Schon zuvor hatte er Facebook genutzt, um sich mitzuteilen, um von Freunden zu hören. Seit er aber das Gehör verloren hat, wurde Facebook zu seinem Fenster in die Welt. Auf Facebook las er, was seine Freunde sagen. Über Facebook sagte er der Welt, was er dachte. Über Facebook besprach er sich, teilte Gefühle und Gedanken, Meldungen und Meinungen.

Schneller Klick eines Mindestlohn-Zensors im Zensur-Akkord

Vergangene Woche dann muss er auf Facebook etwas Unhöfliches gepostet haben, denn die Facebook-Zensoren sperrten seinen Account für 72 Stunden – drei Tage. Man ließ ihn verstummen, zur Strafe, Erziehung. Er ist kein prominenter politischer Aktivist, er kann keine Anwälte bezahlen. Er kann keinen öffentlichen Druck aufbauen, juristisch nicht und medial nicht.

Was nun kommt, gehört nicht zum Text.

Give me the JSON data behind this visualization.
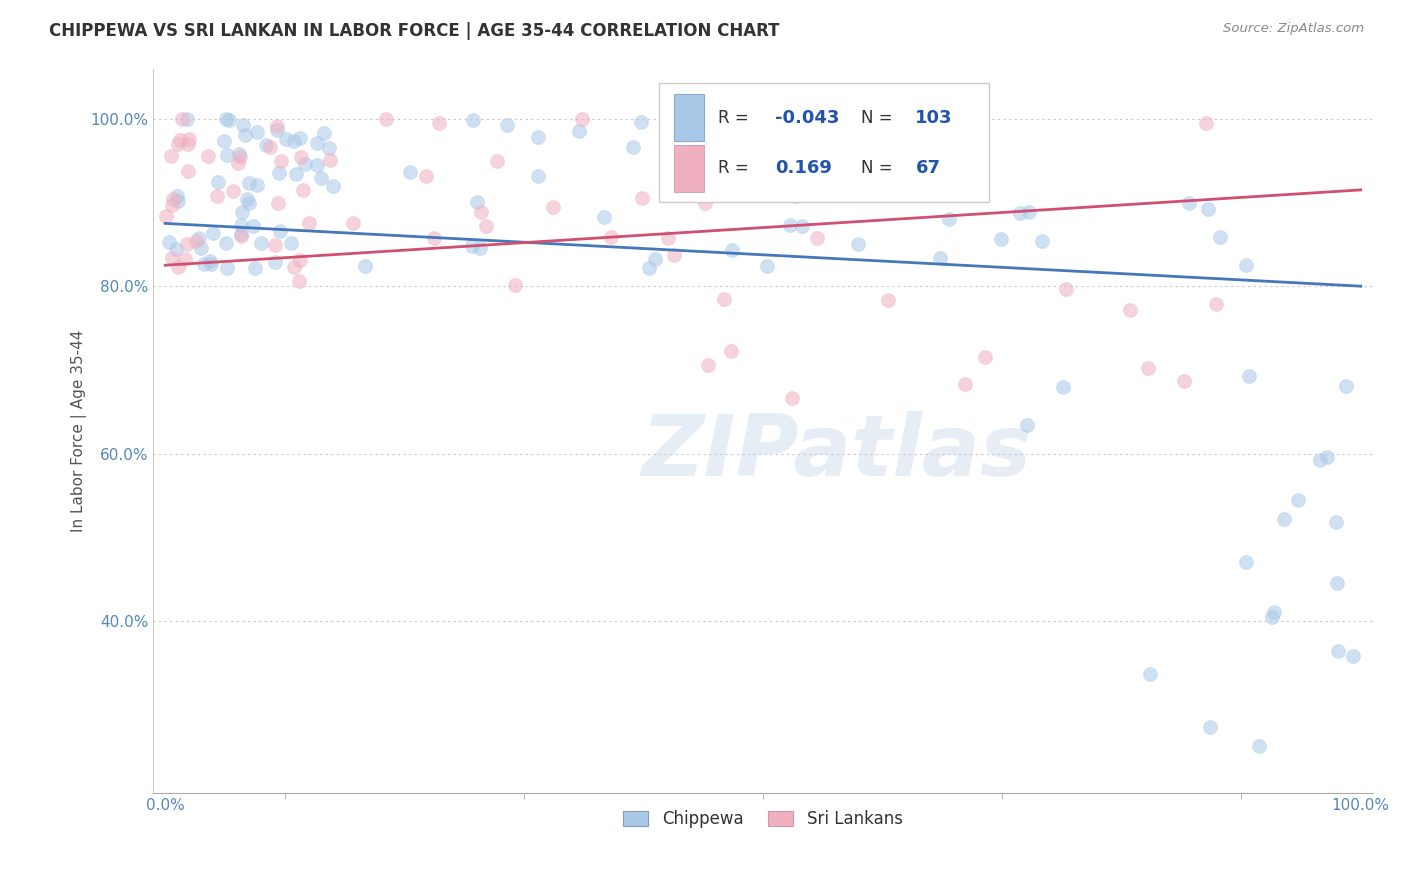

Vielleicht war ja auch etwas, das er gepostet hatte, tatsächlich schlimm doll doof. Es hatte aber kein faires Gericht getagt, da war kein Verfahren passiert. Er wurde zum Verstummen gebracht, wahrscheinlich durch den schnellen Klick eines Mindestlohn-Zensors im Zensur-Akkord.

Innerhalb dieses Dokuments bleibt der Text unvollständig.